Saturday, September 17


I've been thinking about how the astronomical costs of Bush's Iraq war (very nearly $200 billion and counting, at a rate of $5 billion per month), much of which has not been included in the budget numbers, and now his proposed Gulf Coast reconstruction (estimated at at least $200 billion) compare to the costs of his tax cuts (30-34% of which monies go to the wealthiest 1% of our citizens, depending on whether or not the cuts sunset). Those tax cuts have bothered me from the beginning -- it seemed criminal to squander the surplus Chimpy inherited from the (gasp!) Clinton administration when the money could have been better used to secure the longevity of Social Security, extend healthcare benefits to more of our people, improve our education system, you name it. So I did a little research. Here are a few basic facts about those tax cuts:

Even if the cuts sunset, we'll lose $1,724.1 billion of government revenue over the 10 years. If Bush had just extended the tax cuts to all Americans except the wealthiest 1%, which surely didn't need them, we'd have saved $541.4 billion of that revenue. That's more than enough to finance the Iraq war AND pay for the Gulf Coast reconstruction. Add another $178.4 billion to that total if you include the next highest 4% (annual incomes from $330,000-$468,000 -- they aren't hurting either).

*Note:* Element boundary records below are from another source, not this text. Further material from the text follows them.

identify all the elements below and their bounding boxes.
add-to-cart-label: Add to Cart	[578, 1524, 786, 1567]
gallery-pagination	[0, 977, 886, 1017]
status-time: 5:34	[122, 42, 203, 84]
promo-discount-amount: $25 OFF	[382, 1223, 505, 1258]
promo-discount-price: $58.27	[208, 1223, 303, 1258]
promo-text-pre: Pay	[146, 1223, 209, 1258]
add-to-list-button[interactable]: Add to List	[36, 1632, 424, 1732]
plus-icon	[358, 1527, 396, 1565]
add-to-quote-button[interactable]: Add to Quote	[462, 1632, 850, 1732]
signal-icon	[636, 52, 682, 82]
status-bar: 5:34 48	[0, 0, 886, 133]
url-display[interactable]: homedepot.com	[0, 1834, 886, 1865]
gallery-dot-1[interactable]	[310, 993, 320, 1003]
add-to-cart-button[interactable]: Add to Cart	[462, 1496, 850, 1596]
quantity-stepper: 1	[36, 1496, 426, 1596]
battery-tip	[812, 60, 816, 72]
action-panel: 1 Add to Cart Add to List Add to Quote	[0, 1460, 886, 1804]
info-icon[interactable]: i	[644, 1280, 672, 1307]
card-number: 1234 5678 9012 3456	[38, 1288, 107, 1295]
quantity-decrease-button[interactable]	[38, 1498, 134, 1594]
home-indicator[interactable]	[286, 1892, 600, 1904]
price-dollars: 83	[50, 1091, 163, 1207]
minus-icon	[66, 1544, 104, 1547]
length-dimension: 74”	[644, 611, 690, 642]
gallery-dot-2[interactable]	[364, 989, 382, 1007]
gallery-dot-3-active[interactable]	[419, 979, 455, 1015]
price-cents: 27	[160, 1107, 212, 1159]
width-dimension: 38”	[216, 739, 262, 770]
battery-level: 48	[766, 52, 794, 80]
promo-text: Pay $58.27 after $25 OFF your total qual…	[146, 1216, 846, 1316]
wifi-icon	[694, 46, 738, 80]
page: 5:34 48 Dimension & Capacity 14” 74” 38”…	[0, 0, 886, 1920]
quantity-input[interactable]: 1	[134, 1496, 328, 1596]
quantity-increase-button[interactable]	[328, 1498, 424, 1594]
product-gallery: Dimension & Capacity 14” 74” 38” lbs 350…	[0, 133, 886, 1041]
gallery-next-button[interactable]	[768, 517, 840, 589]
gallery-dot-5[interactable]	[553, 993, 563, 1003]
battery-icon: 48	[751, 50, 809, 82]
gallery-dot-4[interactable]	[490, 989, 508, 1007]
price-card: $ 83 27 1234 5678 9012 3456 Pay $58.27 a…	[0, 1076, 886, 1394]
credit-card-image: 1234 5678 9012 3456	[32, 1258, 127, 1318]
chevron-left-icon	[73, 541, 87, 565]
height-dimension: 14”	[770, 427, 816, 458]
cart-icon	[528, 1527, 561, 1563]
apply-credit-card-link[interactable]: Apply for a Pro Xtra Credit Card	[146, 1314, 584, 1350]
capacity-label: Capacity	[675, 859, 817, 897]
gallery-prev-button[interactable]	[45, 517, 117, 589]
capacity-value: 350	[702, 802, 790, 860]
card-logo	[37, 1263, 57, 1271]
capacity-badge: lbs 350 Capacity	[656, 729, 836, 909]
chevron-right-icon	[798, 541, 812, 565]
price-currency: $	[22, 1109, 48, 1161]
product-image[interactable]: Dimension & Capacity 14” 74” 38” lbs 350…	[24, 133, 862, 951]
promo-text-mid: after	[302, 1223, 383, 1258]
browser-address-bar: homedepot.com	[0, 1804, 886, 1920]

The total cost of all those cuts including interest amounts to $2,603 billion. Without sunsets, over the 10 years we will actually lose $2,209 billion.

But what's gone is gone. Let's just look at the future losses, from 2006-2010. The Bush tax cuts enacted through June 2005 will cost us for these next years (with sunsets) $1301 billion in revenue. Without sunsets, we'll lose $1685 billion.

(Source: Citizens for Tax Justice, July 2005)

In fact, for all Bush's posturing and alarmism about Social Security, "the share of the tax cuts going to the top one percent of the income spectrum (about 0.5 percent of GDP) is of the same magnitude as the Social Security deficit."

The numbers are staggering. And these are real dollars not flowing into government coffers, thanks to the Bush/Cheney/Norquist ideology. The tax cuts haven't stimulated a "rising tide lifts all boats" kind of economy as promised, with real wages for Americans sinking instead. "A decline in real earnings of this depth and duration has never before been recorded by the Bureau of Labor Statistics." (Source)

THIS is the reality, and the results, of the Bush administration's "don't-tax-but-spend-anyway" policies.

So no one could have predicted that terrorists would strike on 9/11? Who was it, exactly, who chose to fight a costly war against a nation that had nothing to do with that terrible day? And nothing could have prevented Hurricane Katrina? Sure, but who was it that defunded renovation of the levees protecting New Orleans, thus costing billions more in reconstruction costs than the paltry millions the original project would have required? And finally, WHO had the bright idea to push for tax cut after tax cut, primarily benefitting the uber-wealthy, engineered billions in tax relief for bloated-with-profits energy companies, and promoted a transportation bill that includes tens of billions more in pork projects, thus denuding the federal government of the very revenue that would have kept us solvent and fiscally stable while providing the very dollars so badly needed to fund the president's own pet projects?

George W. Bush, THAT'S WHO.

It is imperative that Democrats, and all Americans, organize to defeat Bush's proposal to extend his tax cuts. "Making permanent the tax cuts enacted in 2001 and 2003 would have a direct cost of $1.8 trillion through fiscal year 2015, based on Congressional Budget Office estimates." We simply cannot afford to continue to spend like drunken cowboys after roundup (the analogy may be more apt than we know), accumulating the most massive deficits in our history, unless we want the U.S. economy to resemble that of a third-world country.

Wake up, America. Gamble any more on Bush, and you've deliberately thrown away your children's future.

UPDATE: Moderate Fareed Zakaria says Bush will go down in history as the most fiscally irresponsible chief executive in American history."

...if Congress did not make permanent just one of its tax cuts, the repeal of estate taxes, it would generate $290 billion over the next decade. That itself pays for most of Katrina and Iraq.